Elettra sólo llevaba dos días en Pellestrina, pero el remedio ya había empezado a surtir efecto. Hacía meses que se había dado cuenta de que su ex no era hombre para ella. Era médico, amigo de su hermana, pero muy serio, muy ambicioso y -también esto tenía que admitirlo- muy egoísta. Ella pensaba que estar otra vez sola sería doloroso; pero ahora veía que no era así. Hizo lo mismo que la gaviota: cuando no le gustó la compañía, levantó el vuelo.
Se acercó a la orilla, se descalzó y se subió los bajos del pantalón. No resistió el agua más que unos segundos y volvió brincando a la arena, se sentó y empezó a frotar primero un pie y luego el otro. Cuando volvió a sentir los pies, asió los zapatos haciendo pinza con los dedos y siguió andando descalza y libre, recordando lo que era ser feliz.
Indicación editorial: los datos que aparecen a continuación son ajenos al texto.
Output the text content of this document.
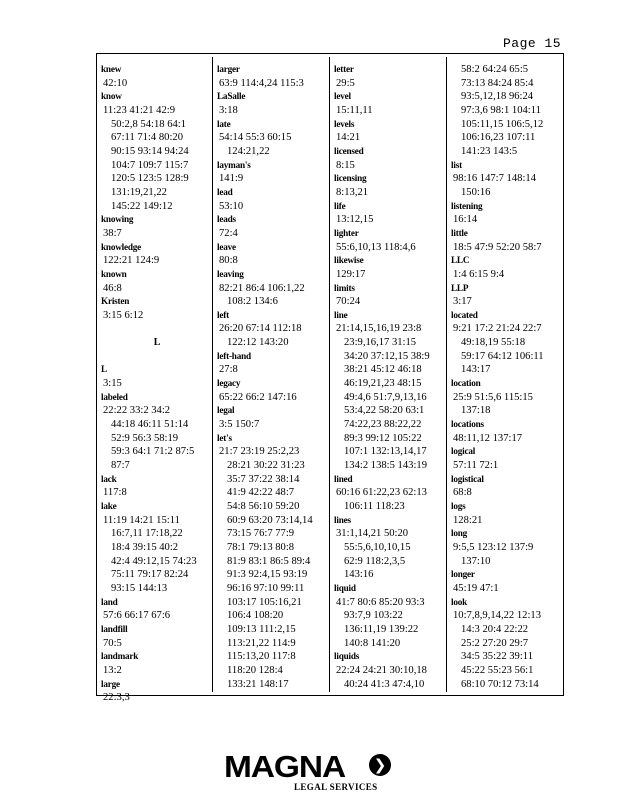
Page 15
knew
42:10
know
11:23 41:21 42:9
50:2,8 54:18 64:1
67:11 71:4 80:20
90:15 93:14 94:24
104:7 109:7 115:7
120:5 123:5 128:9
131:19,21,22
145:22 149:12
knowing
38:7
knowledge
122:21 124:9
known
46:8
Kristen
3:15 6:12
L
L
3:15
labeled
22:22 33:2 34:2
44:18 46:11 51:14
52:9 56:3 58:19
59:3 64:1 71:2 87:5
87:7
lack
117:8
lake
11:19 14:21 15:11
16:7,11 17:18,22
18:4 39:15 40:2
42:4 49:12,15 74:23
75:11 79:17 82:24
93:15 144:13
land
57:6 66:17 67:6
landfill
70:5
landmark
13:2
large
22:3,3
larger
63:9 114:4,24 115:3
LaSalle
3:18
late
54:14 55:3 60:15
124:21,22
layman's
141:9
lead
53:10
leads
72:4
leave
80:8
leaving
82:21 86:4 106:1,22
108:2 134:6
left
26:20 67:14 112:18
122:12 143:20
left-hand
27:8
legacy
65:22 66:2 147:16
legal
3:5 150:7
let's
21:7 23:19 25:2,23
28:21 30:22 31:23
35:7 37:22 38:14
41:9 42:22 48:7
54:8 56:10 59:20
60:9 63:20 73:14,14
73:15 76:7 77:9
78:1 79:13 80:8
81:9 83:1 86:5 89:4
91:3 92:4,15 93:19
96:16 97:10 99:11
103:17 105:16,21
106:4 108:20
109:13 111:2,15
113:21,22 114:9
115:13,20 117:8
118:20 128:4
133:21 148:17
letter
29:5
level
15:11,11
levels
14:21
licensed
8:15
licensing
8:13,21
life
13:12,15
lighter
55:6,10,13 118:4,6
likewise
129:17
limits
70:24
line
21:14,15,16,19 23:8
23:9,16,17 31:15
34:20 37:12,15 38:9
38:21 45:12 46:18
46:19,21,23 48:15
49:4,6 51:7,9,13,16
53:4,22 58:20 63:1
74:22,23 88:22,22
89:3 99:12 105:22
107:1 132:13,14,17
134:2 138:5 143:19
lined
60:16 61:22,23 62:13
106:11 118:23
lines
31:1,14,21 50:20
55:5,6,10,10,15
62:9 118:2,3,5
143:16
liquid
41:7 80:6 85:20 93:3
93:7,9 103:22
136:11,19 139:22
140:8 141:20
liquids
22:24 24:21 30:10,18
40:24 41:3 47:4,10
58:2 64:24 65:5
73:13 84:24 85:4
93:5,12,18 96:24
97:3,6 98:1 104:11
105:11,15 106:5,12
106:16,23 107:11
141:23 143:5
list
98:16 147:7 148:14
150:16
listening
16:14
little
18:5 47:9 52:20 58:7
LLC
1:4 6:15 9:4
LLP
3:17
located
9:21 17:2 21:24 22:7
49:18,19 55:18
59:17 64:12 106:11
143:17
location
25:9 51:5,6 115:15
137:18
locations
48:11,12 137:17
logical
57:11 72:1
logistical
68:8
logs
128:21
long
9:5,5 123:12 137:9
137:10
longer
45:19 47:1
look
10:7,8,9,14,22 12:13
14:3 20:4 22:22
25:2 27:20 29:7
34:5 35:22 39:11
45:22 55:23 56:1
68:10 70:12 73:14
MAGNA	❯
LEGAL SERVICES
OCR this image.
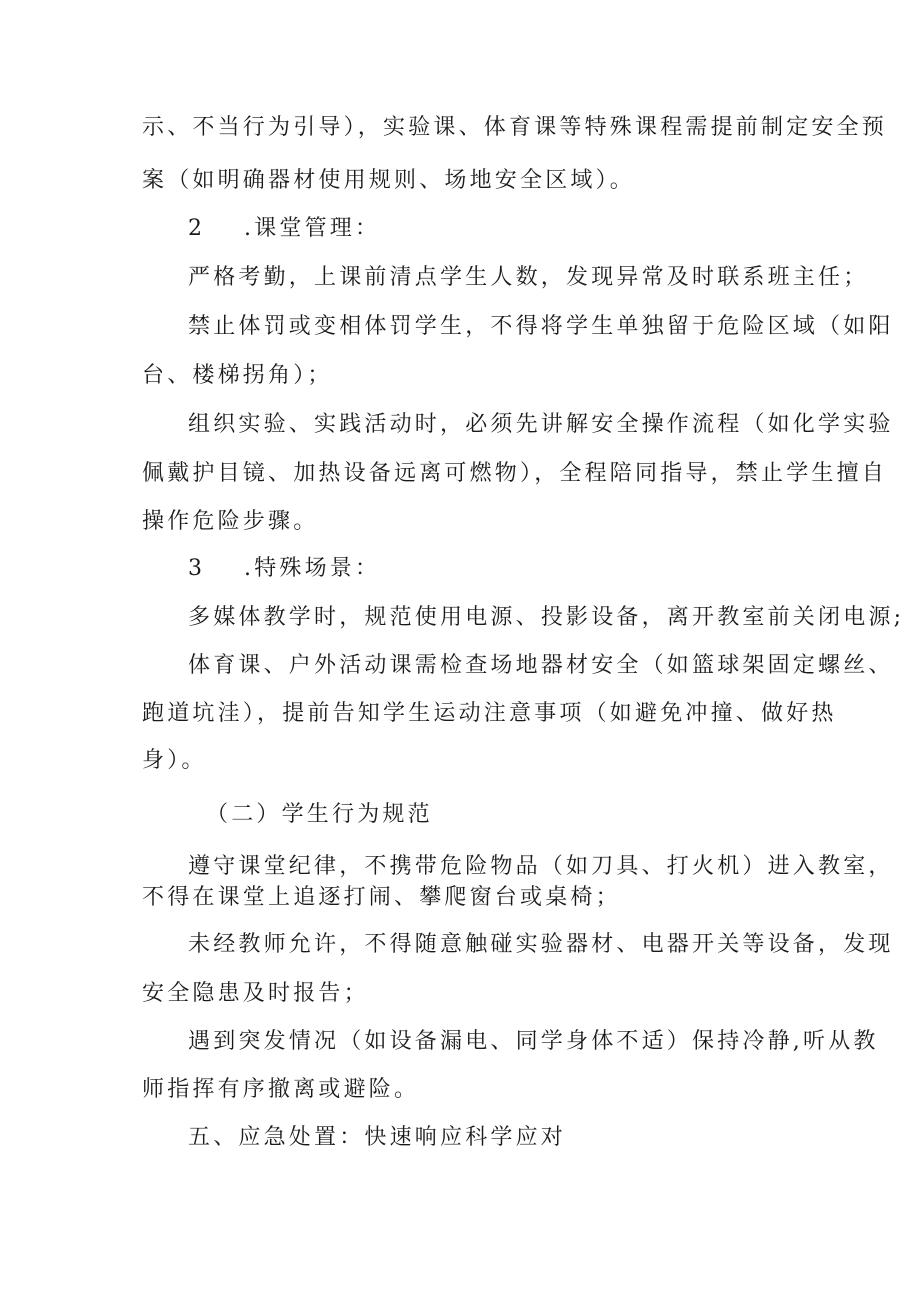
示、不当行为引导），实验课、体育课等特殊课程需提前制定安全预
案（如明确器材使用规则、场地安全区域）。
2 .课堂管理：
严格考勤，上课前清点学生人数，发现异常及时联系班主任；
禁止体罚或变相体罚学生，不得将学生单独留于危险区域（如阳
台、楼梯拐角）；
组织实验、实践活动时，必须先讲解安全操作流程（如化学实验
佩戴护目镜、加热设备远离可燃物），全程陪同指导，禁止学生擅自
操作危险步骤。
3 .特殊场景：
多媒体教学时，规范使用电源、投影设备，离开教室前关闭电源;
体育课、户外活动课需检查场地器材安全（如篮球架固定螺丝、
跑道坑洼），提前告知学生运动注意事项（如避免冲撞、做好热
身）。
（二）学生行为规范
遵守课堂纪律，不携带危险物品（如刀具、打火机）进入教室，
不得在课堂上追逐打闹、攀爬窗台或桌椅；
未经教师允许，不得随意触碰实验器材、电器开关等设备，发现
安全隐患及时报告；
遇到突发情况（如设备漏电、同学身体不适）保持冷静,听从教
师指挥有序撤离或避险。
五、应急处置：快速响应科学应对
Pero pronto se acabó la arena, y Elettra tuvo que subir la escalera del muro del rompeolas. A su derecha, vio barcos que navegaban y, a su izquierda, no tardó en divisar el pueblecito de San Pietro in Volta.
En el bar, instalado en la planta baja de una casa particular, Elettra pidió agua mineral y un café, se bebió el agua sin respirar y tomó un sorbo de café. El hombre que estaba detrás del mostrador la recordaba de otras visitas y le preguntó cuándo había llegado. Fácilmente, entraron en conversación y él no tardó en sacar el tema de los asesinatos, por los que ella no mostró mucho interés.
– Rajado de arriba abajo como un pescado -dijo el hombre-. Lástima. Era un buen chico, lo que no deja de ser raro, con aquel padre. -Aún no había pasado tiempo suficiente como para que la gente empezara a decir todo lo que pensaba de Bottin, comprendió ella: aún lo sentían muy cerca y les daba reparo hablar con claridad.